En contraposición, la que en su origen era solo el cauce seco de un río que llegaba hasta el puerto de la ciudad, sí tuvo sus años de esplendor (o tal como lo recuerdan o anhelan algunos, incluso sin haberlo vivido) que fueron los de la Barcelona modernista, cuando pasear los domingos Rambla amunt, Rambla avall la convertía en una pasarela civil para las terrazas que llenaban la arteria barcelonesa. Un espectáculo ver la gente pasar. No solo era el desfile para exponer el lujo de la burguesía, también, cabe no olvidar, era la de los marines que amarraban en la ciudad unos días y que disfrutaban sin ninguna prudencia de todos los placeres y vicios que se ofrecían en la famosa calle y las que confluían en ella.
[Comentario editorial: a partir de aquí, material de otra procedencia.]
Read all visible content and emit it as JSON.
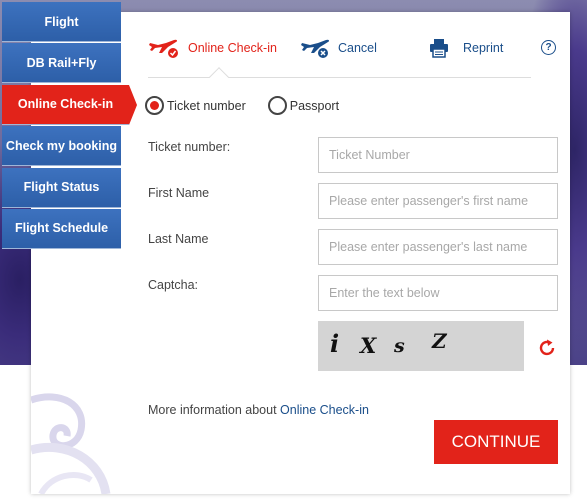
{
  "sidenav": {
    "items": [
      {
        "label": "Flight"
      },
      {
        "label": "DB Rail+Fly"
      },
      {
        "label": "Online Check-in"
      },
      {
        "label": "Check my booking"
      },
      {
        "label": "Flight Status"
      },
      {
        "label": "Flight Schedule"
      }
    ]
  },
  "actions": {
    "checkin": "Online Check-in",
    "cancel": "Cancel",
    "reprint": "Reprint",
    "help": "?"
  },
  "search_by": {
    "option1": "Ticket number",
    "option2": "Passport",
    "selected": "Ticket number"
  },
  "form": {
    "ticket_label": "Ticket number:",
    "ticket_placeholder": "Ticket Number",
    "firstname_label": "First Name",
    "firstname_placeholder": "Please enter passenger's first name",
    "lastname_label": "Last Name",
    "lastname_placeholder": "Please enter passenger's last name",
    "captcha_label": "Captcha:",
    "captcha_placeholder": "Enter the text below"
  },
  "captcha_chars": [
    "i",
    "X",
    "s",
    "Z"
  ],
  "more_info": {
    "prefix": "More information about ",
    "link": "Online Check-in"
  },
  "continue_label": "CONTINUE",
  "colors": {
    "accent_red": "#e2231a",
    "nav_blue": "#2d5fa8",
    "link_blue": "#1a4e8a"
  }
}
Hoy en día, pasear una noche por ella sigue siendo hacerlo en un lugar bullicioso, mestizo, heterogéneo, vivo. Pese a ello, los barceloneses alegan no identificarse con ella, la rehúyen y la consideran como una exhibición de un espacio que solo sirve para la artificialidad que buscan algunos turistas, quienes miran pero no conocen la ciudad. Se ha buscado de muchas maneras, desde el vecindario, los comerciantes o el ayuntamiento, la forma de reconstruirla y hacer de ella una Rambla para todos. Desde la asociación Amics de la Rambla, por ejemplo, se preguntan cuál es el presente y, sobre todo, el futuro de esta histórica arteria barcelonesa. Desde la asociación buscan un futuro que retorne el pasado esplendoroso. Otros activistas, como el Colectivo Punt 6, formado por sociólogas y arquitectas, creen que la Rambla actual, sin identidad barcelonesa, debe buscar una nueva propuesta que nos enriquezca a todos, también evitando aquella esplendorosa pero jerarquizada rambla.

Darle la espalda porque no nos gusta solo hará crecer la bola hasta que estalle del todo

Barcelona, y los barceloneses, deberemos, pues, buscar la forma que este mítico paseo se convierta en una experiencia lejos de circuitos artificiosos. Darle la espalda porque no nos gusta solo hará crecer la bola hasta que estalle del todo, si es que no lo ha hecho ya. Que deje de ser turisteo será algo inevitable, pero potenciar sus cualidades y hacer de ella un lugar para que los más de cuarenta y cinco millones de visitantes anuales que tienen se lleven el mejor recuerdo de Barcelona, empieza por los autóctonos. Y tú, ¿qué Rambla imaginas en el futuro?